When should I push a provider above 1.0?
When the review topic matches a provider's strength and you're running votingThreshold. Security-heavy reviews are the common case for boosting Grok. Plumbing and conventional API code are the common case for boosting OpenAI. Don't boost without a specific reason.
Is setting a weight of 3.0 the same as running only that model?
No. Weight 3.0 triples the vote, but every other non-zero provider still runs. You still get the full debate. The weighting only changes how ties and thresholds resolve. For a single-provider review, set every other provider to 0.0.
Do weights change how the adaptive early break behaves?
No. The adaptive early break triggers on convergence — when spokes stop introducing new findings and positions stabilize. Weights don't touch it.
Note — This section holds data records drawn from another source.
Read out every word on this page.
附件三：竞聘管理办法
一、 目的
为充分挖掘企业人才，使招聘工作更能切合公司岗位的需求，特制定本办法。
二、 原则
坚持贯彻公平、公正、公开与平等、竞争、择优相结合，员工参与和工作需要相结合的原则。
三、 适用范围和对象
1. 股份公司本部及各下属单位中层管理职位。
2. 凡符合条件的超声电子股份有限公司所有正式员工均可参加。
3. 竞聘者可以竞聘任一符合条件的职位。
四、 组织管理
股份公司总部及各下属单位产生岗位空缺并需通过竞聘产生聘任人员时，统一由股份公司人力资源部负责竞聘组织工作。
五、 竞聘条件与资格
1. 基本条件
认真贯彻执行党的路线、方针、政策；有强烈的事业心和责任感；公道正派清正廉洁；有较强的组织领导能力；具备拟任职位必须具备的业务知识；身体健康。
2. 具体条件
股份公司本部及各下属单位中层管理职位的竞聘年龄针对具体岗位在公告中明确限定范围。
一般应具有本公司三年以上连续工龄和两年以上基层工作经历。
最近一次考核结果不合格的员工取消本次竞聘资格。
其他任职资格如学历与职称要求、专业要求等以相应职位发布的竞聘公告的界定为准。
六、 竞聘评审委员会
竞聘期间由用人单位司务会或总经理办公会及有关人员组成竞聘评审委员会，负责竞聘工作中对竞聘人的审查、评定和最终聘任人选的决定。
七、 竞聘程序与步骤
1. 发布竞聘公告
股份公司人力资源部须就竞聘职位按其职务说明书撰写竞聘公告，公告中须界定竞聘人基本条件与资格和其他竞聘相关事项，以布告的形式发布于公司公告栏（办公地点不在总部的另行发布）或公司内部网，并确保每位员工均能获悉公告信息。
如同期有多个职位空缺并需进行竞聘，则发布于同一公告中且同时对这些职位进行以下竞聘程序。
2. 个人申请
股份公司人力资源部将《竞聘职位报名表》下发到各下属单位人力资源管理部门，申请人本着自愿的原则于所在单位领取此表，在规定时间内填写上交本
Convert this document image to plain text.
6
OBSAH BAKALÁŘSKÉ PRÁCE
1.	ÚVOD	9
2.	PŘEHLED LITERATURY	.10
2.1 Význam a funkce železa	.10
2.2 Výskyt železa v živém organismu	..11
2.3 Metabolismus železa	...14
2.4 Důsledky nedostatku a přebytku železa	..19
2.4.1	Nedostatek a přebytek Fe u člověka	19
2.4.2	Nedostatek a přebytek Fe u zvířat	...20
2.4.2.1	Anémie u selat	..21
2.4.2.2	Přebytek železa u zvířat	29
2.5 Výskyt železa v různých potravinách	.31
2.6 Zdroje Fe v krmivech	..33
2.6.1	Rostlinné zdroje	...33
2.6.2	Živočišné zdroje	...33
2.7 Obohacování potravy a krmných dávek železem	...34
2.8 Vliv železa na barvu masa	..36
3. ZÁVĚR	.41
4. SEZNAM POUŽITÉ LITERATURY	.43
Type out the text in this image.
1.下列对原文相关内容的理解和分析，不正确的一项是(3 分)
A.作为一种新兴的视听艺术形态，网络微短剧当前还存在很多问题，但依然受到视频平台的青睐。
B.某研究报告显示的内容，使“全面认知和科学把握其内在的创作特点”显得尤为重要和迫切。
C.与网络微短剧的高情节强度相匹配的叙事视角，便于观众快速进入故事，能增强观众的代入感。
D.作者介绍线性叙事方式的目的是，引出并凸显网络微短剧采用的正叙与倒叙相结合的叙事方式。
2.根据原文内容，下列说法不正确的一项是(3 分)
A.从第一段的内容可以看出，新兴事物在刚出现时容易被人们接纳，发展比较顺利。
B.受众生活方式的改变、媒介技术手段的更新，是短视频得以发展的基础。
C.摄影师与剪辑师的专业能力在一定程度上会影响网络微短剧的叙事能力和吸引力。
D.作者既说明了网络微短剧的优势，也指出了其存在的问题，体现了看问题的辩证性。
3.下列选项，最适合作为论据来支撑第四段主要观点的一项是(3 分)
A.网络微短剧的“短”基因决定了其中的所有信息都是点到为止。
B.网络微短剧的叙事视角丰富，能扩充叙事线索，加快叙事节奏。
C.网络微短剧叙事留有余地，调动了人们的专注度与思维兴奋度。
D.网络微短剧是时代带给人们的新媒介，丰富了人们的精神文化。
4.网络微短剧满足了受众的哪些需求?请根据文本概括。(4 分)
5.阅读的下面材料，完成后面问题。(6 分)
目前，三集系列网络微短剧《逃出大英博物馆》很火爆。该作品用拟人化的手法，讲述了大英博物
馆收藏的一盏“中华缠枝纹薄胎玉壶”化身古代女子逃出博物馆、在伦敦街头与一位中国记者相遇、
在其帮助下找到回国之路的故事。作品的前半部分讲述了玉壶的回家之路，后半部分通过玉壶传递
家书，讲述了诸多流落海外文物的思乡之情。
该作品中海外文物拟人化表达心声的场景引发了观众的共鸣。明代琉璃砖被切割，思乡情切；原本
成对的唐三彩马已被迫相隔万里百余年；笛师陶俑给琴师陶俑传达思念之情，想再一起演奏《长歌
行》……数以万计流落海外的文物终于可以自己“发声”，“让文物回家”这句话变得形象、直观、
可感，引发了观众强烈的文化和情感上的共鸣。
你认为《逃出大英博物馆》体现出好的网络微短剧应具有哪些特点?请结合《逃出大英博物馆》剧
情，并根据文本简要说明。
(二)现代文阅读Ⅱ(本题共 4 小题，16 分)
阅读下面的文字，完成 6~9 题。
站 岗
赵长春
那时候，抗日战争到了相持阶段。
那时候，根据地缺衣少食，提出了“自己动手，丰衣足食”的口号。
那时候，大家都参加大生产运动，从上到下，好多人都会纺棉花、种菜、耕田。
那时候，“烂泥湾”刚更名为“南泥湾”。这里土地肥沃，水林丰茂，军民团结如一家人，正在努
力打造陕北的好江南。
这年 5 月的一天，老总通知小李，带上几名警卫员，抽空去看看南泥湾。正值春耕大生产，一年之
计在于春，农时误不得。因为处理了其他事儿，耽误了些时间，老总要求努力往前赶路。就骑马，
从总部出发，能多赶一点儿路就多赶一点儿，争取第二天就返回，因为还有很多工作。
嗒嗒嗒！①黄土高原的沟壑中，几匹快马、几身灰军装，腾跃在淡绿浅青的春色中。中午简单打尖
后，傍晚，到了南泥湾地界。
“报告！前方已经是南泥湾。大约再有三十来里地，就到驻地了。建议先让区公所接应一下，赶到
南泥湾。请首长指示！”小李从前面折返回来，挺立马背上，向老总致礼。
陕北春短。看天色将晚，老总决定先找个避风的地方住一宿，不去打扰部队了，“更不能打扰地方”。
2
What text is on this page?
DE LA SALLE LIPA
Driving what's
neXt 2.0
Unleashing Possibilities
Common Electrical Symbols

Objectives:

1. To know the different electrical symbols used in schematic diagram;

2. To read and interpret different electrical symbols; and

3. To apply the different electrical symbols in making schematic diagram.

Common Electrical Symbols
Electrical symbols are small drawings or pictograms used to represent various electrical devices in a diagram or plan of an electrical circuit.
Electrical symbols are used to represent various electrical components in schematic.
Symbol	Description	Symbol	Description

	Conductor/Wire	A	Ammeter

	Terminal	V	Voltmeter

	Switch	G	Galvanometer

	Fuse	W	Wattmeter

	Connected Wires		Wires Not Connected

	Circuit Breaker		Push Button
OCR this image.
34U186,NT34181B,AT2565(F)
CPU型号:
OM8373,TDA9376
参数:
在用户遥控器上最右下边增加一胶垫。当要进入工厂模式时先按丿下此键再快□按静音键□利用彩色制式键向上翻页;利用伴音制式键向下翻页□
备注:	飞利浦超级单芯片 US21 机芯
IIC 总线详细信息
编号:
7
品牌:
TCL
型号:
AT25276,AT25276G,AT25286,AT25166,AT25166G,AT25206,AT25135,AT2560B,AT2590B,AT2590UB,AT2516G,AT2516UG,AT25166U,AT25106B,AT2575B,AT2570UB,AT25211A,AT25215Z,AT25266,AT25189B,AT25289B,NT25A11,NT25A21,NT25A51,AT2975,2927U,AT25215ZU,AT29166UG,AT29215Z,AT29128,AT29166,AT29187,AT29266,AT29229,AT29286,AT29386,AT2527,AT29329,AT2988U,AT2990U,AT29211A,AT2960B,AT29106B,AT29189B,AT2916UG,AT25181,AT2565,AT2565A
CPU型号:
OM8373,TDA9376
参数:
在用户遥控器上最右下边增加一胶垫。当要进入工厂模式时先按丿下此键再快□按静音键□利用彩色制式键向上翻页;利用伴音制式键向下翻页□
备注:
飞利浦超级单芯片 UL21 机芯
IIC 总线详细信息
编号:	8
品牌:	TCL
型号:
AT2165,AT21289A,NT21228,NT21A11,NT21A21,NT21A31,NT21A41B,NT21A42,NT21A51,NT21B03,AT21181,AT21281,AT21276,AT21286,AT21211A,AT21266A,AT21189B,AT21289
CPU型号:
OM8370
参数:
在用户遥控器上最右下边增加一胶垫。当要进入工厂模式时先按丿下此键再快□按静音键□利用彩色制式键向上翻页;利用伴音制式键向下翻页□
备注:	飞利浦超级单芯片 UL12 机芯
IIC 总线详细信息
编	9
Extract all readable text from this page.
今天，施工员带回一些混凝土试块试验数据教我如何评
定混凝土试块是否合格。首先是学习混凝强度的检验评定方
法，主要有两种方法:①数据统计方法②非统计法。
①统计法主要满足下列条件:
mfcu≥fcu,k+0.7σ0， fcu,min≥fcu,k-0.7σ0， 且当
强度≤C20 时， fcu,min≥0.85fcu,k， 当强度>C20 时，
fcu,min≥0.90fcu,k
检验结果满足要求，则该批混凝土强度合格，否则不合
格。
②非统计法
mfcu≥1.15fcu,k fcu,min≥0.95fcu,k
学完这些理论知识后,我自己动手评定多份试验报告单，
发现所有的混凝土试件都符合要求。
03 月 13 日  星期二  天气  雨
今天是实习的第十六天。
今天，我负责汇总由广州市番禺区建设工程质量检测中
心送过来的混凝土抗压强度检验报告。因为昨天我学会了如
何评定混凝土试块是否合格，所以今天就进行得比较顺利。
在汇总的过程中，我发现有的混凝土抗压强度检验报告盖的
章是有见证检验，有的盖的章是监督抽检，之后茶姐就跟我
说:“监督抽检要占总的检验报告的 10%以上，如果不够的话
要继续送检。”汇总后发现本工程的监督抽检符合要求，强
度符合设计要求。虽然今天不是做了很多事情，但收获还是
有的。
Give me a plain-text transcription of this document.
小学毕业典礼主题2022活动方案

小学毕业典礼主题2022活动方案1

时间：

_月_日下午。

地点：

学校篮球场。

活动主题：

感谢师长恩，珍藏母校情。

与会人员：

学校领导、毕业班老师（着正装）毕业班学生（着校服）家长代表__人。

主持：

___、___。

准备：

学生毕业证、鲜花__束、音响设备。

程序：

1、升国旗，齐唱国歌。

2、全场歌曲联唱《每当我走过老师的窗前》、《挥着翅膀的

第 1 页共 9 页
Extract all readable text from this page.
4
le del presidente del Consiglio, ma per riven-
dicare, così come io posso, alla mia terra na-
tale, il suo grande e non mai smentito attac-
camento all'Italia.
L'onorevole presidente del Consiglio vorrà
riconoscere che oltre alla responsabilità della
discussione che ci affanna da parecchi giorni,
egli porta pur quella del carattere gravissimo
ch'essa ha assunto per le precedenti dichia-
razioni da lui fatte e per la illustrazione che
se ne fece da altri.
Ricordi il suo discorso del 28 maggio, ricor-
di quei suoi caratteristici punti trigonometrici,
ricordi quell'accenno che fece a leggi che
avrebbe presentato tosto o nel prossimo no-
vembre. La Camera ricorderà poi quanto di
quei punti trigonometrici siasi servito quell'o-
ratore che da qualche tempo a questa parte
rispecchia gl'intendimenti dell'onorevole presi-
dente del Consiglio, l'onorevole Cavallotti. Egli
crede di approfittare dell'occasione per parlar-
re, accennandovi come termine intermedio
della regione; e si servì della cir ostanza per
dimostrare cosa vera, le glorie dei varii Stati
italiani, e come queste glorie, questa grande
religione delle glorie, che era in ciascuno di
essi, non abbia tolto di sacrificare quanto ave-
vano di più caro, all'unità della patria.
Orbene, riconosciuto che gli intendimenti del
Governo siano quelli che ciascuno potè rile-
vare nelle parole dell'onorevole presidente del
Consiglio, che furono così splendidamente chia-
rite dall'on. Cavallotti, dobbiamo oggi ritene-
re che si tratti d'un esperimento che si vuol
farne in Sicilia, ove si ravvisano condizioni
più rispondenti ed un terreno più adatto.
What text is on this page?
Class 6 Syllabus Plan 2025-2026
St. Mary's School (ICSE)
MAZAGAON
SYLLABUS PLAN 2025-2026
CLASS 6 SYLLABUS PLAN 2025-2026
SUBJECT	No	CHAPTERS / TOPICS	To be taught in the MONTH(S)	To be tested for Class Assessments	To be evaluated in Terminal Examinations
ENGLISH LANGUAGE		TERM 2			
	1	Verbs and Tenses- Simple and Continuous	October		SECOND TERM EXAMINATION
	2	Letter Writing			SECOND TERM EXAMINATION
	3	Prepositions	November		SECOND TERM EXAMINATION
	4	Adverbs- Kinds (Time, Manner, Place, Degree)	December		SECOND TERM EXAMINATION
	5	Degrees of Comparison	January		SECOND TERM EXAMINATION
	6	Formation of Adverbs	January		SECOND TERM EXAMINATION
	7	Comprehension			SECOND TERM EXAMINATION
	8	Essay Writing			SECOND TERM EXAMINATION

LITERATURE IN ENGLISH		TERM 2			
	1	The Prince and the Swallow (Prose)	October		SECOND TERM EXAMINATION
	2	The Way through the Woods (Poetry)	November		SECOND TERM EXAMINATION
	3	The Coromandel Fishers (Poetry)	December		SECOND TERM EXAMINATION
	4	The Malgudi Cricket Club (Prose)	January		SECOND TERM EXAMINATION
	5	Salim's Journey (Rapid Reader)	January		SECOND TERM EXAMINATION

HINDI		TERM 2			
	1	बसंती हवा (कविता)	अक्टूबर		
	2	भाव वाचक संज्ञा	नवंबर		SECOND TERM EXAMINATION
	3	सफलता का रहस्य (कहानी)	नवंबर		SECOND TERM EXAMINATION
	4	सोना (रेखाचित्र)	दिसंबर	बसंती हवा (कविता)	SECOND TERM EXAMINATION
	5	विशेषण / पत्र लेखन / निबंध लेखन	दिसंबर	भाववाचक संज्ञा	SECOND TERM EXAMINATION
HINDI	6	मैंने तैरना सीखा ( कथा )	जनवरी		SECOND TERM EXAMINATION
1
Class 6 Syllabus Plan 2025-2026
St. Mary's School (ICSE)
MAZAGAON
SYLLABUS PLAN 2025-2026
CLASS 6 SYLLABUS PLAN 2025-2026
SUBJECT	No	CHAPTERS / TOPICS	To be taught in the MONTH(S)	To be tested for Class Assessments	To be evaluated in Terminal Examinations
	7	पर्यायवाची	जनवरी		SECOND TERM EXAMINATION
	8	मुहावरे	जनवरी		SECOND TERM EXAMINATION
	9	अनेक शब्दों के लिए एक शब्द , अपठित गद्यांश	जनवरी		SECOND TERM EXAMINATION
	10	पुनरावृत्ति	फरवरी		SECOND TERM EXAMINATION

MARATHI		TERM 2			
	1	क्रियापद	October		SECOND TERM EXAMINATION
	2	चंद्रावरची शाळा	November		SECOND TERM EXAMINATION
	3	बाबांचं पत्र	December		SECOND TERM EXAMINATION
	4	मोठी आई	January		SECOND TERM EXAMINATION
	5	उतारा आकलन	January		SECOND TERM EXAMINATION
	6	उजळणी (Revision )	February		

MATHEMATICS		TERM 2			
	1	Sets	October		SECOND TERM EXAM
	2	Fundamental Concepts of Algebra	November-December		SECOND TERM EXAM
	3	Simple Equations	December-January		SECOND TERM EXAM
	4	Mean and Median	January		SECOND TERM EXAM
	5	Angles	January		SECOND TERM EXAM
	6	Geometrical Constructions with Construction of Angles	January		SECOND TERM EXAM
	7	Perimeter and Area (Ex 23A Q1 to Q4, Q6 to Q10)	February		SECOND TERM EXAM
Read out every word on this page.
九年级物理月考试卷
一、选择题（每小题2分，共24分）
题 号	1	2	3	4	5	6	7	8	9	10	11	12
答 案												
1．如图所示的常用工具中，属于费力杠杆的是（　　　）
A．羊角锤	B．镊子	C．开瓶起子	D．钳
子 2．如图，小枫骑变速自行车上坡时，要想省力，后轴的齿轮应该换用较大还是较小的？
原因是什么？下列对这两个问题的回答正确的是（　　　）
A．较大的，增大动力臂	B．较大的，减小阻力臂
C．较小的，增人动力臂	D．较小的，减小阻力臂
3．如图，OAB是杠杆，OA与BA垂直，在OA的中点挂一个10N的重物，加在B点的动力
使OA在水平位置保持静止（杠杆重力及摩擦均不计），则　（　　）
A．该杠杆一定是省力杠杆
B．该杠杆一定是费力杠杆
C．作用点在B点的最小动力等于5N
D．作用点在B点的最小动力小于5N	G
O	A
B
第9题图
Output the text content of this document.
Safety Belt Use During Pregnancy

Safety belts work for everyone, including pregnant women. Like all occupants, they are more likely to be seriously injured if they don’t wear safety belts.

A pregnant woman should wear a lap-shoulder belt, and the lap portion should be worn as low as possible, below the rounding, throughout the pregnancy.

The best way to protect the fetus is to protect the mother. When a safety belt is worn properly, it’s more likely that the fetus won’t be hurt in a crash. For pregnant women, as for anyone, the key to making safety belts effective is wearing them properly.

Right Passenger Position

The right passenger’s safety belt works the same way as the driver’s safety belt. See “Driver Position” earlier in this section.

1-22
A heavily-weighted provider's findings still have to be argued out before the panel can converge.
Can I change weights between reviews?
Yes. Weights live in the strategy config and can be changed per-run via the CLI, per-project via a local config file, or per-invocation through the MCP server's tool arguments. Nothing about weights is sticky across runs unless you write it to your config.